Many people think knives are only useful in the kitchen, but every survivalist should know better. A knife can be a lifesaving tool– as long as you keep it sharp! Here are some tips to keep your knives well-maintained.

Maintenance    

If you have a stainless steel blade then rusting is not a worry. With carbon steel, you should make sure you dry it after use and apply a thin coat of oil to the blade periodically.  If you are using your knife to cut food, be sure to use a light cooking oil and not a petroleum base oil.

Most synthetic handles should not require any maintenance. Natural handled knives should not be washed in the dishwasher or left soaking in water as it can cause the wood to swell and split. Just hand wash the entire knife with soap and water. Then, wipe dry the blade, pat dry the handle and allow the knife to air dry further.

 

Sharpening   

Sharpening the blade is the most important part of maintaining a useful knife. There are a number of different kinds of sharpeners on the market, but many are not worth the time or money.
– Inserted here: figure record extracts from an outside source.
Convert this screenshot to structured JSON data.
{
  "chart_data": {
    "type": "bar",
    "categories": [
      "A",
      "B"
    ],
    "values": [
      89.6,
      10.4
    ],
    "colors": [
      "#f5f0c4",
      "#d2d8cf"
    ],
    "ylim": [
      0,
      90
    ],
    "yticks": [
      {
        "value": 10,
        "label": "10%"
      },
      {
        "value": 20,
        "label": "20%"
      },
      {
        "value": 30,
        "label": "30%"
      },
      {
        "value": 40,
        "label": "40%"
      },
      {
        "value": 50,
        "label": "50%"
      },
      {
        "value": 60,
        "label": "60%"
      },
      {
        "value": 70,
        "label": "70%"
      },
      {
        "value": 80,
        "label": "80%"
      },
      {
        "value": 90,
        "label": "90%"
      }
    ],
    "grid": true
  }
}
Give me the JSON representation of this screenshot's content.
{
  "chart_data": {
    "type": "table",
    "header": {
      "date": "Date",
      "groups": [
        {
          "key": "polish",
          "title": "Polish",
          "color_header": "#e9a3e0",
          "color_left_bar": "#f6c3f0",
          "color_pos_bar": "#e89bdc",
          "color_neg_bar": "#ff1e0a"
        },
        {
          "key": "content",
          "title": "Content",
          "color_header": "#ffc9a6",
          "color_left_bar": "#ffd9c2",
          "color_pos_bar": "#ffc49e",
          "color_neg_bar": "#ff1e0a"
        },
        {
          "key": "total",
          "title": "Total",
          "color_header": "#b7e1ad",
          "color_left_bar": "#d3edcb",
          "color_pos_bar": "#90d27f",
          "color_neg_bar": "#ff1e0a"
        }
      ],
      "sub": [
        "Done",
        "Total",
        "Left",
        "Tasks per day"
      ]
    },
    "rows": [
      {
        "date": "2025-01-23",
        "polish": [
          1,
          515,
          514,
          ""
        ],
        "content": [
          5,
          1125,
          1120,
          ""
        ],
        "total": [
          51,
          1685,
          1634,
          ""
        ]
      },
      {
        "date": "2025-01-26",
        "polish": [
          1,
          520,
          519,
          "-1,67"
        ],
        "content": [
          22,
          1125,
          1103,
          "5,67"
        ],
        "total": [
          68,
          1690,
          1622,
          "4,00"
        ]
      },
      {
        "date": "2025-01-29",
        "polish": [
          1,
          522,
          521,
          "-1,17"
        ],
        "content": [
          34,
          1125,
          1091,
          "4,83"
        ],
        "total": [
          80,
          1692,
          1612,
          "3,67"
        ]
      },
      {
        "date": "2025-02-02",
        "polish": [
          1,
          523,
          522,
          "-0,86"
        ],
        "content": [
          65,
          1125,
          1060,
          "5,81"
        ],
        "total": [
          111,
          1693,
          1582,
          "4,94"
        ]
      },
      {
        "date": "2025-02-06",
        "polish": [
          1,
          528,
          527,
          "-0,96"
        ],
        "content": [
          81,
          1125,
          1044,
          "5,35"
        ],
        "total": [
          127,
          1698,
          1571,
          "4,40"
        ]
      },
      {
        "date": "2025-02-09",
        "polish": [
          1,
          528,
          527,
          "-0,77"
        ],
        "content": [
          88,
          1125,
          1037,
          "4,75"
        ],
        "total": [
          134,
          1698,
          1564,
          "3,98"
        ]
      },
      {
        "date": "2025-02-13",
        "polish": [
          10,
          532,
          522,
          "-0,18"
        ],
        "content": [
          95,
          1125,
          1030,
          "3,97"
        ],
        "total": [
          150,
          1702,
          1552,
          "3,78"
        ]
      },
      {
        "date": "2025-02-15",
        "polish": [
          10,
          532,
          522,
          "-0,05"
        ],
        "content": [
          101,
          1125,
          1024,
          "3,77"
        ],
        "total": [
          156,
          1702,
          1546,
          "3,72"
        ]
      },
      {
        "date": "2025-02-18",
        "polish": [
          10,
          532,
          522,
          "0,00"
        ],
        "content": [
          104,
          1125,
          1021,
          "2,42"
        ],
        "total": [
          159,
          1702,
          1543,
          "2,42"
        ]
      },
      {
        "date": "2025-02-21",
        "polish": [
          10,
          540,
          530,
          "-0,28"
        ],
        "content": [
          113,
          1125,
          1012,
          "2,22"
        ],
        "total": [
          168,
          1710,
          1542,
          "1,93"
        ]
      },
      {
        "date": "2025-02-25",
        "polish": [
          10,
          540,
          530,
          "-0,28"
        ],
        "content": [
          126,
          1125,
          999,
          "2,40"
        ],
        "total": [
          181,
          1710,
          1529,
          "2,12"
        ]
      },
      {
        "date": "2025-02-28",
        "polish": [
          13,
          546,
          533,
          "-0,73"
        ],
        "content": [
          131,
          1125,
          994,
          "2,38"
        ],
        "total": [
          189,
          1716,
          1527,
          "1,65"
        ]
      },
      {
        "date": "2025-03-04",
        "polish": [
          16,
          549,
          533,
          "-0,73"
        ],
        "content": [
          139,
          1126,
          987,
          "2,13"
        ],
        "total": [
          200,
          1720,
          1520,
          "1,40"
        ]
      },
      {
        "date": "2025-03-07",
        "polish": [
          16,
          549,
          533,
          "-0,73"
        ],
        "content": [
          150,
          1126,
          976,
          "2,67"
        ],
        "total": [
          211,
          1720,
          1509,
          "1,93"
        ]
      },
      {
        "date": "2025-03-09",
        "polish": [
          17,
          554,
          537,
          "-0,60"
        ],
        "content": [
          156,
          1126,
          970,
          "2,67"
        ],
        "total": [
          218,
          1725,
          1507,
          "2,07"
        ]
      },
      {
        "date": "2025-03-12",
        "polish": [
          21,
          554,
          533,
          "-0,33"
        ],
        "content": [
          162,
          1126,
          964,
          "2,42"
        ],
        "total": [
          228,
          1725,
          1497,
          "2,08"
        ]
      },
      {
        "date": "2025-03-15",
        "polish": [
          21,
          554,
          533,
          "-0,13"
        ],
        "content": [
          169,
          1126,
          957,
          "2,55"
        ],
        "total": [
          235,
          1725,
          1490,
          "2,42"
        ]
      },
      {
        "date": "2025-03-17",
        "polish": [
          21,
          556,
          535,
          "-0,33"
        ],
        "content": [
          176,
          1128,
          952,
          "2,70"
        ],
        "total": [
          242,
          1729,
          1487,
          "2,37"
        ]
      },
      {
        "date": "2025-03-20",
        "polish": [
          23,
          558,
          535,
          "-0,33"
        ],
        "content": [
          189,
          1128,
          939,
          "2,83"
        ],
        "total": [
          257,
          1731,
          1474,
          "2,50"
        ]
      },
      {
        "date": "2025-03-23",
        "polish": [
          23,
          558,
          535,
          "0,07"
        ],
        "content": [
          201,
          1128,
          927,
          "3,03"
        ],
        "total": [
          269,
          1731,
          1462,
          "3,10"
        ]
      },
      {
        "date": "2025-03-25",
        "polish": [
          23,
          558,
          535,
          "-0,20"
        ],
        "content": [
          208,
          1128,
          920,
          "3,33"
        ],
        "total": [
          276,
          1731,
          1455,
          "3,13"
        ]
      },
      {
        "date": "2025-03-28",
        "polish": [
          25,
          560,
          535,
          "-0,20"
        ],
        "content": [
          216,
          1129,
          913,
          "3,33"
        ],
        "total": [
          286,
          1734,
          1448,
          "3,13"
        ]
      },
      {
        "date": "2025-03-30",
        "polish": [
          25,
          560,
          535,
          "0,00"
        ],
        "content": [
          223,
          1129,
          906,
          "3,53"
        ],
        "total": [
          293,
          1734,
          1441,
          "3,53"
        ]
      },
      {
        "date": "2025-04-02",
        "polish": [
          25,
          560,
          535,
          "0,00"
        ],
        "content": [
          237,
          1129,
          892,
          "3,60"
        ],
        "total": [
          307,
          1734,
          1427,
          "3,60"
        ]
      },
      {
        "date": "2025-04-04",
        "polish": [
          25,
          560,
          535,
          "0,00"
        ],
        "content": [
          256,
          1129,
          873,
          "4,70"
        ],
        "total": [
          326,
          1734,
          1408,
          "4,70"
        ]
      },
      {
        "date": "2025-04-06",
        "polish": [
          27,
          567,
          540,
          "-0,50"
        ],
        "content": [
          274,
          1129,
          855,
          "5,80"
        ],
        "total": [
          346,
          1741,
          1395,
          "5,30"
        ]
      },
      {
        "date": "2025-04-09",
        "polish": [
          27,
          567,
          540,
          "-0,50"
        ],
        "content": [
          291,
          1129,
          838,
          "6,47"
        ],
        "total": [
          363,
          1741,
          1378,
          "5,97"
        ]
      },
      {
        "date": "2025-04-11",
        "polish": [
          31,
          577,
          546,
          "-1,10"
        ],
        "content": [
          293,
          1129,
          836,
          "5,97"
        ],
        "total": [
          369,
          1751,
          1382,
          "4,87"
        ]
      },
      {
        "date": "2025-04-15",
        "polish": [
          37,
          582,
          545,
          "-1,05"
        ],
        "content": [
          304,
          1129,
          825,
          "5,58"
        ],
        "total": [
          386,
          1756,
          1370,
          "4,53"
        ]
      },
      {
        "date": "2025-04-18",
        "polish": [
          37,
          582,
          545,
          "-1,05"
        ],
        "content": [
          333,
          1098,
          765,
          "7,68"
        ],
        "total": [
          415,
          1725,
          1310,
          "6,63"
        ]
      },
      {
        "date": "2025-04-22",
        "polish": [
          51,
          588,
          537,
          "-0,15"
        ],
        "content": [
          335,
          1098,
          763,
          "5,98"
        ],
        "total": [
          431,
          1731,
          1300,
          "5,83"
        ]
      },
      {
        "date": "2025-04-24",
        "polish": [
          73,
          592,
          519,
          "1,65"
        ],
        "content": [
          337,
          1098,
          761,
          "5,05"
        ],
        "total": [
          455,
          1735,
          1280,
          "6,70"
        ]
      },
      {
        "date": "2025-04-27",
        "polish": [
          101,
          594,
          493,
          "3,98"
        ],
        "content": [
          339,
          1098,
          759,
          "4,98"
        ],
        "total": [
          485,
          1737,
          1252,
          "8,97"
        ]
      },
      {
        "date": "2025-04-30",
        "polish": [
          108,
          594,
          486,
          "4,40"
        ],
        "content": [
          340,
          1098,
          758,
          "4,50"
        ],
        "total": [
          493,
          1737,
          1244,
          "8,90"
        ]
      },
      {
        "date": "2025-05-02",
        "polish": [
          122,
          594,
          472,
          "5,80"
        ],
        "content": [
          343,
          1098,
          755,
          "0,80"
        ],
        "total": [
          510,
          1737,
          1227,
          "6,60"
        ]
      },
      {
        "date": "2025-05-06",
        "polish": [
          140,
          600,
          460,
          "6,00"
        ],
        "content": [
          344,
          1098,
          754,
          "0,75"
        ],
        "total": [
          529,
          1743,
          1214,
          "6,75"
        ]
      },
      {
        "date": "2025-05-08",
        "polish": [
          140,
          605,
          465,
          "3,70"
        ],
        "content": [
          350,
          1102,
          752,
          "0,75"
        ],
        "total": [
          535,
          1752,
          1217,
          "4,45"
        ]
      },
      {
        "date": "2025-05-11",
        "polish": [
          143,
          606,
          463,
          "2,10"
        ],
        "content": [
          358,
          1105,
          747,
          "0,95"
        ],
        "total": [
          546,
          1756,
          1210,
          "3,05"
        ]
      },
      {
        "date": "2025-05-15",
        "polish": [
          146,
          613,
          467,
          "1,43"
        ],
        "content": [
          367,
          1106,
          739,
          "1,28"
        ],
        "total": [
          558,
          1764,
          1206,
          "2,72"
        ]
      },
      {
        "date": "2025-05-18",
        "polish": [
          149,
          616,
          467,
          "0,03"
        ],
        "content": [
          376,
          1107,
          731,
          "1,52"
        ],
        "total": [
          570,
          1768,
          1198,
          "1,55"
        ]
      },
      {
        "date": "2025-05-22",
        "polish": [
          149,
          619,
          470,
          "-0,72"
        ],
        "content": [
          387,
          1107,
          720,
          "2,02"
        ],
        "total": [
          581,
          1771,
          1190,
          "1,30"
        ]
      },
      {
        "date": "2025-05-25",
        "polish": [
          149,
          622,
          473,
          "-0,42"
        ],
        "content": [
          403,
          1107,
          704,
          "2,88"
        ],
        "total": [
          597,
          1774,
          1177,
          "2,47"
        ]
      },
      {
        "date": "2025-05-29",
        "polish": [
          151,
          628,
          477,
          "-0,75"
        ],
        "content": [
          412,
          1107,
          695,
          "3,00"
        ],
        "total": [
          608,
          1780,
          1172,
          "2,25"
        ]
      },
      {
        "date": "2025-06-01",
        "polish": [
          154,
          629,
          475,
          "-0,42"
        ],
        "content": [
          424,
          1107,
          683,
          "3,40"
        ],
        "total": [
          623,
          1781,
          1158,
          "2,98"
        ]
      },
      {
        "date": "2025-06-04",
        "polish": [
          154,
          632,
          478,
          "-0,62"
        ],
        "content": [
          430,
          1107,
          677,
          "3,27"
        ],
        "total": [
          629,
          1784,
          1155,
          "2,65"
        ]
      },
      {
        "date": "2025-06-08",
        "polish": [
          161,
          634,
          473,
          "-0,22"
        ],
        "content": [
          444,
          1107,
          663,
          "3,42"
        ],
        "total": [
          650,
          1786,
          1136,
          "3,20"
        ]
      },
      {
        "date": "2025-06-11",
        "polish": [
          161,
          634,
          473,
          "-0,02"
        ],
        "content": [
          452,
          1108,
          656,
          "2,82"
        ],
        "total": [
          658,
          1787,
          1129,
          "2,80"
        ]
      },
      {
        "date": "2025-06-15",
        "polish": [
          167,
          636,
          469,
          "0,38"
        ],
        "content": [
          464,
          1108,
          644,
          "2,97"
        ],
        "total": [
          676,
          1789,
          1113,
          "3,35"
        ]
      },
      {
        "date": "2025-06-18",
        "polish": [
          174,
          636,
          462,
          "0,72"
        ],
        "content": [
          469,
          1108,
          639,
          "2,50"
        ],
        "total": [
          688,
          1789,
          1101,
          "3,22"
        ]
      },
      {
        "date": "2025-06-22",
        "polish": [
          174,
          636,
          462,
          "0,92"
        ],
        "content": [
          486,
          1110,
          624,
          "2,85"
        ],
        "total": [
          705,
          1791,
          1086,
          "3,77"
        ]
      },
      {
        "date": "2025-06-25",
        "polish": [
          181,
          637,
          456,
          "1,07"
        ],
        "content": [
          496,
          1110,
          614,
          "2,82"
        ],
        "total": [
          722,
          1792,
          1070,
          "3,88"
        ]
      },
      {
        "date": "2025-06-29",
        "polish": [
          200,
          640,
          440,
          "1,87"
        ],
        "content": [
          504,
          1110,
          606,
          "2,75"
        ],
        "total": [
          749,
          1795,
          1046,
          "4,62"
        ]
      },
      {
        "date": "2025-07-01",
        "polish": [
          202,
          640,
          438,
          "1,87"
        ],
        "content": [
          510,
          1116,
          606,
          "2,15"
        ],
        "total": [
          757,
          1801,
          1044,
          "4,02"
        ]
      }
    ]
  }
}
Some are just simply bad for the blade, leaving the cutting edge jagged and rough. A good flat sharpening stone is the best way to get a good edge on a blade, but sharpening with a stone requires some practice to master. If you do not have the time for a flat stone then there are other options that have many of the same advantages.

Regular flat stones are of two varieties: oilstones and water stones. The choice between these depends on the fluid used to lubricate the sharpening action. Oilstones do not wear out as quickly, but water stones sharpen faster and leave a finer edge. Oilstones only need a little oil on top when sharpening, wipe off any excess oil when finished and store. Water stones need to be soaked in clean water for about 10-15 minutes before use.  You will also need to keep water on the top while sharpening, store them dry and avoid getting any oils on them. A Japanese water stone is natural stone that has been milled to uniform grit and pressed back together; they are some of the best sharpening stones you can get.

When choosing a stone, consider grit.  Grit is the size of the particles that make up the stone. The higher the number the finer the particles; 80 grit(#) is about like beach sand. At the least you need two stones, one around 800# and another anywhere from 3500# to 5000#. Many Japanese water stones have both grits on one stone, one on either side.  By sharpening first with the coarse grit (800#) you remove any major dings and grind the edge back to the proper shape. The finer grit (4000#) polishes the edge and removes the microscopic burrs that would otherwise quickly break off and dull the edge.

With proper use and care a good knife will last a lifetime or more. Remember to keep it clean, dry and sharp!